FICO Credit Scores: What Do They Mean?
Because we live in a computer-driven society, you're probably not surprised to hear that your creditworthiness boils down to a single number.
All the years you've been paying your various bills: your mortgage, car payments, and credit card bills are analyzed, spindled and mutilated into a single indicator of whether you're likely to meet your future obligations.
All three credit reporting agencies (Equifax, Experian and TransUnion) use a slightly different system to arrive at a score. Fair Isaac and Cooriginally developed this score. .
While Experian still calls its score "FICO", TransUnion calls its score "Beacon" and Equifax uses "Empirica." While each of the models considers a range of data available in your credit report, all of the agencies use the following to determine your score:
- Your Credit History - Have you had credit for many years, or for a short time?
- Late Payments - Do you have a history of late payments?
- Your Credit Card Balances - How many accounts do you have? How much do you owe?
- Inquiries on Your Credit - How many times have you had your credit checked for a loan?

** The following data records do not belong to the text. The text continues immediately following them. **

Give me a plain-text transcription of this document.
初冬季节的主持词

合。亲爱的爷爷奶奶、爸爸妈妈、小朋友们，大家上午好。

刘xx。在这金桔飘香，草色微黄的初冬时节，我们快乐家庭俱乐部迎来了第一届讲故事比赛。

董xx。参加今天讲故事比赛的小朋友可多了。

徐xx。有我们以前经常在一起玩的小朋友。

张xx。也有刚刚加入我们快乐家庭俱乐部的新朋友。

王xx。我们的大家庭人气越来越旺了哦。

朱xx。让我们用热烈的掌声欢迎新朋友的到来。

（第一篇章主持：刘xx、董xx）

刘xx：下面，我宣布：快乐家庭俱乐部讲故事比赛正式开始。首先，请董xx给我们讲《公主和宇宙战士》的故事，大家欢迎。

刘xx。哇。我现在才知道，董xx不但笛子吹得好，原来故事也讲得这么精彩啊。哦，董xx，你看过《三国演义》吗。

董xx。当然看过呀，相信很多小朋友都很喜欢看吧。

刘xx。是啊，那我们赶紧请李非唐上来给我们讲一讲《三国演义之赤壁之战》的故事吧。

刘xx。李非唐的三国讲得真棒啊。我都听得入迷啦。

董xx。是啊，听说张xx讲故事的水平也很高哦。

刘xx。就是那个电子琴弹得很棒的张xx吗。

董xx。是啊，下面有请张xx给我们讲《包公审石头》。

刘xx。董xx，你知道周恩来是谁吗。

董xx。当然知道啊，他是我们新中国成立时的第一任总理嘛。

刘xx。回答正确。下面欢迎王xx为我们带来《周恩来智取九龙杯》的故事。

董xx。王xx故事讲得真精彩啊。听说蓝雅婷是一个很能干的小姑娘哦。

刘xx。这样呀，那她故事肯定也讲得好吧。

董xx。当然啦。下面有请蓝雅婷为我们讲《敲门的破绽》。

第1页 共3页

Each of these is assigned a value and a weight. The result is a single number: your credit score. FICO scores can be as low as 300 and as high as 800. Higher scores are better. Most home buyers have a score above 620.
Not just for qualifying
FICO scores affect more than your ability to get a loan. They also affect your interest rate. Lenders give lower interest rates to individuals with higher scores.
Raising your credit score
Unfortunately, there isn't a lot you can do to immediately improve your credit score. So called "credit repair" companies advertise quick fixes, but the FICO score is formulated from your lifetime credit history, so you can't turn it around right away. You must, of course, remove any incorrect reporting from your credit report; this is the only way to quickly improve your credit score.
Know your FICO
To improve your FICO score, you must get the credit reports that are used to build it. Of course, you need the score as well. Fair Isaac has created a web site (www.myFICO.com) that lets you do just that. It's inexpensive, fast, and easy to get your credit score as well as credit reports from all three agencies. Also available are information and online tools that can help you improve your FICO score.
You can get a free credit report once a year from the three major agencies when you visit AnnualCreditReport.com. You won't get a free credit score from AnnualCreditReport.com, but getting it is fast and very inexpensive.
Now that you have all the facts, you'll be a more informed consumer and you'll be better positioned to get the most favorable mortgage.